Due to the differences in immune status, pathophysiology and treatment between asthmatic adults and adolescents (12 years and older) and asthmatic children (6–11 years), the Global Initiative for Asthma (GINA) guideline has made recommendations on the use of ICS for them, respectively. Considering that age may be associated with the risk of influenza after ICS use, we conducted a subgroup analysis according to the age subgroups.
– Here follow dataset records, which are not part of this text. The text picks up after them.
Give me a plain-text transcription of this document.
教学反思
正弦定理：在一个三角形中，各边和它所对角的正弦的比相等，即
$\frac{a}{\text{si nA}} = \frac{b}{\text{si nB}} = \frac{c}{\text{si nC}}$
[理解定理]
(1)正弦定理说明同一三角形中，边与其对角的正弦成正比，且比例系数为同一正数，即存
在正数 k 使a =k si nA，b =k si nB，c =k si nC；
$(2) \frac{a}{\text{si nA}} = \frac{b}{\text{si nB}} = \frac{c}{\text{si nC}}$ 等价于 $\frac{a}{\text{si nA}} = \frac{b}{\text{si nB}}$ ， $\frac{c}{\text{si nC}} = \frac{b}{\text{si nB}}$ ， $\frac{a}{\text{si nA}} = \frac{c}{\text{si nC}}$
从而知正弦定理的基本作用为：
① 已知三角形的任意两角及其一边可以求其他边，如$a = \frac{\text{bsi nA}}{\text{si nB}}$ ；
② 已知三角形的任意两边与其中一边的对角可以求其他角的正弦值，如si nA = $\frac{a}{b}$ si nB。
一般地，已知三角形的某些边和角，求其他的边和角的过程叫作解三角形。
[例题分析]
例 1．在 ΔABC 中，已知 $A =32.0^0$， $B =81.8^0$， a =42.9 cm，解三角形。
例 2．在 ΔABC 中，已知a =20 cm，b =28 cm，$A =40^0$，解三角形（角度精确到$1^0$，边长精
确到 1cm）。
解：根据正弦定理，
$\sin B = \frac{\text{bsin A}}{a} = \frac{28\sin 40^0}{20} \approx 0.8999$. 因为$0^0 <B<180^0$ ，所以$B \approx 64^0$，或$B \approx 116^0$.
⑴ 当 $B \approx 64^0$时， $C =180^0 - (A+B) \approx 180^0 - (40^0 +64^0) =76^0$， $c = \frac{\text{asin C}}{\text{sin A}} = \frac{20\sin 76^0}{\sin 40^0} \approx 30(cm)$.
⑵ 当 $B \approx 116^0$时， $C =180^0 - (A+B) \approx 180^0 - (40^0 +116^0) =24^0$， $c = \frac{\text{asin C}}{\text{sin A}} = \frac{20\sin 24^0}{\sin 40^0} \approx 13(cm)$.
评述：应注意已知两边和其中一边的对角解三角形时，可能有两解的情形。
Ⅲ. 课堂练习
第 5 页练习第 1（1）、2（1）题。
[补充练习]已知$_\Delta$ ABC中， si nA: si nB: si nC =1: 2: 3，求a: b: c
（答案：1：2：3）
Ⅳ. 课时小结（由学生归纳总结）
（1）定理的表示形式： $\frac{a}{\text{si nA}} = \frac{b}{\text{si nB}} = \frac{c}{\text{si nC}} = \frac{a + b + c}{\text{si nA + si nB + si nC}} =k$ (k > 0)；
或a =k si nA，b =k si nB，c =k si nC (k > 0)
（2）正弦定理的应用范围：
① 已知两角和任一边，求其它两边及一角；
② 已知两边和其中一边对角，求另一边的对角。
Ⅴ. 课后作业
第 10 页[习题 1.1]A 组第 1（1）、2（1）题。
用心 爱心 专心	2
Our results showed that ICS treatment did not increase the risk of influenza in adults and adolescents or children, which further confirmed the conclusion that ICS did not increase the risk of influenza in patients with asthma.

A major strength of this meta-analysis was that we used a comprehensive search strategy and explicit eligibility criteria including all available RCTs, thus enhance the generalizability. In addition, the rigorously use of the GRADE approach to rate the quality of evidence provided by the results. In addition, an assessment of the results stratified by various medication details ensured the reliability of the study. Moreover, we used two different meta-analysis approaches to calculate the pooled results, which also ensured the reliability of the study. As far as we know, this is the first meta-analysis to assess the association between the effects of various doses and types of ICS on the risk of influenza in patients with asthma.

This study had some limitations mainly owing to the challenges of assessing drug safety in clinical trials [41]. First, the results of the meta-analysis were weakened by the sample size. Only one trial assessed mometasone treatment, which prevented us from performing further subgroup analysis of mometasone treatment. Second, significant clinical heterogeneity weakened the results of this meta-analysis. The baseline characteristics and follow-up periods of the included studies varied, which may limit the generalizability of the present results. However, we conducted multiply subgroup analyses to minimize the influences of clinical heterogeneity. Finally, underreporting of adverse events is common in most clinical trials. And this inherent methodological defect of clinical trials is the main factor limiting the results of all meta-analysis of drug safety. However, as a result of blind outcome assessment, the underestimate of incidence of influenza could not substantially affect the results of the meta-analysis as underreporting may occur equally in both treatment group and the control group.

Conclusion

In conclusion, our results reveal that, use of ICS does not increase the risk of influenza in patients with asthma. These results add to safety evidence of ICS as a regular treatment for patients with asthma.